Streaming regression models are also included namely

  • Rules:
    • TargetMean and FadingTargetMean
    • Perceptron
    • AMRulesRegressor
  • Trees:
    • FIMTDD
    • ORTO
  • Functions
    • SGD (Stochastic gradient descent)

Streaming recommendation engines which are made available are

  • BaselinePredictor
  • BRISMFPredictor

Installation

The package is currently available at CRAN.

To install the latest development version from github

library(devtools)
install.packages("ff")
install.packages("rJava")
install_github("jwijffels/RMOA", subdir="RMOAjars/pkg")
install_github("jwijffels/RMOA", subdir="RMOA/pkg")

Examples

Examples below show how to construct, train and score using a HoeffdingTree and boosted ensemble of HoeffdingTree.

require(RMOA)

## Create a HoeffdingTree
hdt <- HoeffdingTree(numericEstimator = "GaussianNumericAttributeClassObserver")
hdt

## Define a stream - e.g. a stream based on a data.frame
data(iris)
iris <- factorise(iris)
irisdatastream <- datastream_dataframe(data=iris)

## Train the HoeffdingTree on the iris dataset
mymodel <- trainMOA(model = hdt, 
  formula = Species ~ Sepal.Length + Sepal.Width + Petal.Length, 
  data = irisdatastream)

## Predict using the HoeffdingTree on the iris dataset
scores <- predict(mymodel, newdata=iris, type="response")
str(scores)
table(scores, iris$Species)
scores <- predict(mymodel, newdata=iris, type="votes")
head(scores)


##
## Boosting example
##
irisdatastream$reset()
mymodel <- OzaBoost(baseLearner = "trees.HoeffdingTree", ensembleSize = 30)
mymodel <- trainMOA(model = mymodel, 
  formula = Species ~ Sepal.Length + Sepal.Width + Petal.Length, 
  data = irisdatastream)

## Predict using the HoeffdingTree on the iris dataset
scores <- predict(mymodel, newdata=iris, type="response")
str(scores)
table(scores, iris$Species)
scores <- predict(mymodel, newdata=iris, type="votes")
head(scores)


##
## Streaming regressions and streaming recommendation engines.

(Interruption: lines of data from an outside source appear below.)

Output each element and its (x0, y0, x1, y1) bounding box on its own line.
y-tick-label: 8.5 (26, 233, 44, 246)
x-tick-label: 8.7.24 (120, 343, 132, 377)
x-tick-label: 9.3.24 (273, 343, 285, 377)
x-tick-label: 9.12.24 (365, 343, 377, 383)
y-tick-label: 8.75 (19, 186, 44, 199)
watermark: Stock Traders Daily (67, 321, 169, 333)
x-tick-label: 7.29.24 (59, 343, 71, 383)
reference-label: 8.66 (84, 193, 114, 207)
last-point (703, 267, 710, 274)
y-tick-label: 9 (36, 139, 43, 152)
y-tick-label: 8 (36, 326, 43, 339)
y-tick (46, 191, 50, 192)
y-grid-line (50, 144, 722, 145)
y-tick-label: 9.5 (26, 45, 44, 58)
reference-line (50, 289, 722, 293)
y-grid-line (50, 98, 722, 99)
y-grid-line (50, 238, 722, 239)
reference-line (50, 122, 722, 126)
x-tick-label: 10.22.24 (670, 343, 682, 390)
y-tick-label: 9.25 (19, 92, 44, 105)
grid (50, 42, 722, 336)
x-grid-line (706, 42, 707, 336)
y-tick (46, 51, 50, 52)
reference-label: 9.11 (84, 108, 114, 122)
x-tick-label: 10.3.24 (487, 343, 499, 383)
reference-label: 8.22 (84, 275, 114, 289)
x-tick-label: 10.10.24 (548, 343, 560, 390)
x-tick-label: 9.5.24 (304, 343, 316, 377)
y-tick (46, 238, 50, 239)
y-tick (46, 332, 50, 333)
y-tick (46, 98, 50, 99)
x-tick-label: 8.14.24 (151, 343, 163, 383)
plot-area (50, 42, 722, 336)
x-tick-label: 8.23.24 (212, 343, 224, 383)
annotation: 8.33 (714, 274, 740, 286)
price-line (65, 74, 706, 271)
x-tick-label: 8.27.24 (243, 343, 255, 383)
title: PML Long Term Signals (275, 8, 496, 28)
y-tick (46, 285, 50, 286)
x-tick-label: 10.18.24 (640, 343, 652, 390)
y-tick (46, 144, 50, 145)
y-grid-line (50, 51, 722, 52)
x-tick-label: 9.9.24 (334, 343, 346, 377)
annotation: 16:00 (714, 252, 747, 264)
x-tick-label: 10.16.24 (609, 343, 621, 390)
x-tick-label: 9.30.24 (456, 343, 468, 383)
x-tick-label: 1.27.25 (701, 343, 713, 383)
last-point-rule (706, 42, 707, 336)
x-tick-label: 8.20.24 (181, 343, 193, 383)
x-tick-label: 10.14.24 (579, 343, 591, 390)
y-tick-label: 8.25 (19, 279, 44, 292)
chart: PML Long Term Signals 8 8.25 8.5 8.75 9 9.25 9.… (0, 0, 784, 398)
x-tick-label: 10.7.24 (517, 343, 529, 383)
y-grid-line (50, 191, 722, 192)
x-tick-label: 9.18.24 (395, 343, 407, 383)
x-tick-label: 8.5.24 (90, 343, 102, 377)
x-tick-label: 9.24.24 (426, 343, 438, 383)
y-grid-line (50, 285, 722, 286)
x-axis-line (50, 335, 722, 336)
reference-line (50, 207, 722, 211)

Examples can be found in the documentation
##
?trainMOA.MOA_regressor
?trainMOA.MOA_recommender

Streams

Data streams are implemented for classic data in R (data.frame, matrix), data in files (csv, delimited, flat table) as well as out-of memory data in an ffdf (ff package).

TODO

Currently the following MOA models are not (yet) implemented in RMOA.

  • Multilabel, drift, functions, rules classifiers
  • Outlier detection
  • Clustering